Bitcoin has the longest track record, the highest market cap, and the deepest institutional adoption of any cryptocurrency. It's less speculative than most altcoins, though "safe" is not an accurate description of any crypto asset.

4. Can I earn interest on Bitcoin?

Yes. Nexo lets you earn interest on BTC through flexible or fixed-term savings, paid daily. Explore earning options on Bitcoin.

5. Should I buy Bitcoin or a Bitcoin ETF?

Both give you price exposure. Buying directly lets you earn yield and borrow against it; an ETF doesn't. For a full comparison, see Bitcoin ETF vs buying Bitcoin.

6. What happens to Bitcoin during a recession?

The data is limited — Bitcoin has only existed through a few economic downturns. In some, it sold off alongside risk assets; in others, it recovered faster.

These materials are accessible globally, and the availability of this information does not constitute access to the services described, which services may not be available in certain jurisdictions.

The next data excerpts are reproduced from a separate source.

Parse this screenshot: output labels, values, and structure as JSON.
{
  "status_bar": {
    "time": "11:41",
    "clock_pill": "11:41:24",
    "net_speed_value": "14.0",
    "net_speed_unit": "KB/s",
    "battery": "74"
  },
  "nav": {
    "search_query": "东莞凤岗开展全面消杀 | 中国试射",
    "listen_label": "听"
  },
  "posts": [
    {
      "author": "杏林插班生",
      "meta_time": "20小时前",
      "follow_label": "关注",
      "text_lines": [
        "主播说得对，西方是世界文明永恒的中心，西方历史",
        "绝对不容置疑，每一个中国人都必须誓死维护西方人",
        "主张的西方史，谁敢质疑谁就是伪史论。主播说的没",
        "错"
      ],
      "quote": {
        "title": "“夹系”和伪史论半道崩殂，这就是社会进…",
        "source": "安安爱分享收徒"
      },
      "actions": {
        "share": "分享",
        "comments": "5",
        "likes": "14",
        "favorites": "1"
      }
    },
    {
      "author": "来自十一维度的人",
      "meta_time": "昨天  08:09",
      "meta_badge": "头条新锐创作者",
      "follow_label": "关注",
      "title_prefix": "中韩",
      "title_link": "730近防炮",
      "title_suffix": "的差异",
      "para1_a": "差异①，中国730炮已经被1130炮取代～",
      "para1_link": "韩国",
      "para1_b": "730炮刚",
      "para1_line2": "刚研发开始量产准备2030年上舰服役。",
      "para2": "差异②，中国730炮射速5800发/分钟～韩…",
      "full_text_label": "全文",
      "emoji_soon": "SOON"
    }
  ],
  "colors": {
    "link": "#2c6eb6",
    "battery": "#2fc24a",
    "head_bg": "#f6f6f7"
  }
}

These materials are for general information purposes only and not intended as financial, legal, tax, or investment advice, offer, solicitation, recommendation, or endorsement to use any of the Nexo Services and are not personalized, or in any way tailored to reflect particular investment objectives, financial situation, or needs. Digital assets are subject to a high degree of risk, including but not limited to volatile market price dynamics, regulatory changes, and technological advancements. The past performance of digital assets is not a reliable indicator of future results. Digital assets are not money or legal tender, are not backed by the government or by a central bank, and most do not have any underlying assets, revenue stream, or other source of value. Independent judgment based on personal circumstances should be exercised, and consultation with a qualified professional is recommended before making any decision.